Extreme Weather Worsens Poverty, Says Study, Which States The Obvious

It's fairly quiet in the weather department here in Vermont this week. A couple of cold fronts are coming in, promising some soaking rains tonight and maybe Thursday night, too.
In this image from Oxfam, drought hits
a region of Africa. A study says extreme weather
keeps millions in poverty.  

It will also turn notably cooler by the weekend.

Still, we're not expecting any extremes, nothing out of the ordinary for October.

With no extremes here, we look to the news and find a study that seems to state the obvious. In vulnerable countries, extreme weather worsens poverty, and makes it more difficult to fight your way out of poverty.

The most interesting part of the study, according to the BBC, is that extreme weather might be the biggest factor in maintaining poverty, more than social patterns, bad health, poor education, political problems or bad infrastructure.

Of course, this is a problem, since weather extremes are getting well, more extreme, due to global climate change.

The study says money usually flows in response to weather disasters such as drought and extreme floods in vulnerable countries. Maybe the money should flow toward preventing disasters, or at least bolstering the region's resiliance against weather extremes.
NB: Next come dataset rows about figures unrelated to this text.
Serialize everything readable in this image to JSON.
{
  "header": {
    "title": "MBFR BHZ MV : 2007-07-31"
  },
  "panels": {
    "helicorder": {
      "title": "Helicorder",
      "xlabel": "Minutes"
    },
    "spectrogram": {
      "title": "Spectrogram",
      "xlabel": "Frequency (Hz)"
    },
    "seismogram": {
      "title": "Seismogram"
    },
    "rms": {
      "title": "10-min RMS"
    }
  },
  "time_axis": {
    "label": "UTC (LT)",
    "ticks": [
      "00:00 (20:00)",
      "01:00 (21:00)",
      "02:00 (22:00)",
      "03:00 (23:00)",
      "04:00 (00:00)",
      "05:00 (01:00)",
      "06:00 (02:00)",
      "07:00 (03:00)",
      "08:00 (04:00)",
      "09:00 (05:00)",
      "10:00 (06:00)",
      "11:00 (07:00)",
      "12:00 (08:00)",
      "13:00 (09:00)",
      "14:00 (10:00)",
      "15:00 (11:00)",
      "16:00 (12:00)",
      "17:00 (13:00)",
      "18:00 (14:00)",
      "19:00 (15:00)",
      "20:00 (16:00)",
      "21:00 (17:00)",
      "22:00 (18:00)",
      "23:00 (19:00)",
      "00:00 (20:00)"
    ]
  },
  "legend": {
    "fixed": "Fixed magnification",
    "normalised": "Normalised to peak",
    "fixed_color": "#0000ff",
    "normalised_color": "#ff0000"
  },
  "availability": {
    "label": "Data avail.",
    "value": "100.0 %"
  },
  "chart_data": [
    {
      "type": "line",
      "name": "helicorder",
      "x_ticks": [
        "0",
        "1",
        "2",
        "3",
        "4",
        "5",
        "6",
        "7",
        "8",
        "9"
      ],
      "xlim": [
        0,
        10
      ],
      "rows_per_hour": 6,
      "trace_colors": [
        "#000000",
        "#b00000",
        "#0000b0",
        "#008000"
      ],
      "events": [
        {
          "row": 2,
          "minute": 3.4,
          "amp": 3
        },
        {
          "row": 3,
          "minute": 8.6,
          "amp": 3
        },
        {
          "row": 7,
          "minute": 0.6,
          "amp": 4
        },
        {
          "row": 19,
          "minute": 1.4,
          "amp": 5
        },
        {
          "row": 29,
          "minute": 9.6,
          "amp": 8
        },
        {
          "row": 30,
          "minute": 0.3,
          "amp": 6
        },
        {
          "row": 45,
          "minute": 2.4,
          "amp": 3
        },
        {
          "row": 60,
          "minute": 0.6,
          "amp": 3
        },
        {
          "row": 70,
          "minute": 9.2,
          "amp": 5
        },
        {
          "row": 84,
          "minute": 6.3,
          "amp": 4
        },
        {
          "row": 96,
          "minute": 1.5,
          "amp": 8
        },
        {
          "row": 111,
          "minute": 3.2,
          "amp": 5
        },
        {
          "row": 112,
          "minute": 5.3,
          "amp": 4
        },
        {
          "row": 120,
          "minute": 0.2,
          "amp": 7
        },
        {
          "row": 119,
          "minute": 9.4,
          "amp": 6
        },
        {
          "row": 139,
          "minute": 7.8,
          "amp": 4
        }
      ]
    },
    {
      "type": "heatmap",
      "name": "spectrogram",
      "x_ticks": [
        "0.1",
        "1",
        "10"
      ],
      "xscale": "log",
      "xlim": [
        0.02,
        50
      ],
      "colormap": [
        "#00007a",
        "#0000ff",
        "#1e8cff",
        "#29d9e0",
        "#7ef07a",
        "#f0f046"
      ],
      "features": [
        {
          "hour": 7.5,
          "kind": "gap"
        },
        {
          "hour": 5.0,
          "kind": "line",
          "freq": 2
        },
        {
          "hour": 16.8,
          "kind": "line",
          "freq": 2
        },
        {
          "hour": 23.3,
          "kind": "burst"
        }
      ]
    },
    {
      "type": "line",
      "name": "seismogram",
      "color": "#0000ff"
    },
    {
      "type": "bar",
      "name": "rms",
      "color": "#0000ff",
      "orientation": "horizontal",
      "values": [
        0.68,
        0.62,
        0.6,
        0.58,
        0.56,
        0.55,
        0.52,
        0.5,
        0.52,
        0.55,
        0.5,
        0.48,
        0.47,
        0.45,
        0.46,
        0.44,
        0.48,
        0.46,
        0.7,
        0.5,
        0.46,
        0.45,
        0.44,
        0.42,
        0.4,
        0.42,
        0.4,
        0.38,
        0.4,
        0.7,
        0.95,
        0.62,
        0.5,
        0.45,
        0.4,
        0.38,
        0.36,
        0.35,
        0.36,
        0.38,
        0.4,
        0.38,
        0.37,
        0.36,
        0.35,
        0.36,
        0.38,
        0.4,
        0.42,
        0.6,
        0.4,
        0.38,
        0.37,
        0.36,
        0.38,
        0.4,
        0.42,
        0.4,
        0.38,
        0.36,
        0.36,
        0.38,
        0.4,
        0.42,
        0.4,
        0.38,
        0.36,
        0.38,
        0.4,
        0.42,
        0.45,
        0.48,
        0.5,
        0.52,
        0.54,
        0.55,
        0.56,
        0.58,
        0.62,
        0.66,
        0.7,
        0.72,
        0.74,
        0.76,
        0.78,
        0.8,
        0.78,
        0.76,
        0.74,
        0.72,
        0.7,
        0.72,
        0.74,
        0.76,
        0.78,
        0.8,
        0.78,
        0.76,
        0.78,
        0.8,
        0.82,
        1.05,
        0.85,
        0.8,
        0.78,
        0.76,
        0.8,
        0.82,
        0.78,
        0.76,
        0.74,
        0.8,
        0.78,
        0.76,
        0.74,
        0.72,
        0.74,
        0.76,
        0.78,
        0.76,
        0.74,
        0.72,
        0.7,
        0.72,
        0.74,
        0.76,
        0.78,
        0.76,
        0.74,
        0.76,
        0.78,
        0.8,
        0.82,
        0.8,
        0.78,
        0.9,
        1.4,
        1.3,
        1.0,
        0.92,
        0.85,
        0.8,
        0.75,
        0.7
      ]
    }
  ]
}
Unfortunately, death seems to make the money flow. Just last weekend, a massive cyclone caused major damage in a poor region of India. The nation did exactly the right thing in evacuating hundreds of thousands of people from the cyclone's target, and that saved countless lives.

(In 1999, a similar cyclone hit that part of India. The government didn't evacuate people, and about 10,000 died)

But since not that many people died, there might be less relief money going to the hard hit region of India, which would ensure people remain mired in poverty.

It seems that old Boy Scout adage works in everything: Be prepared.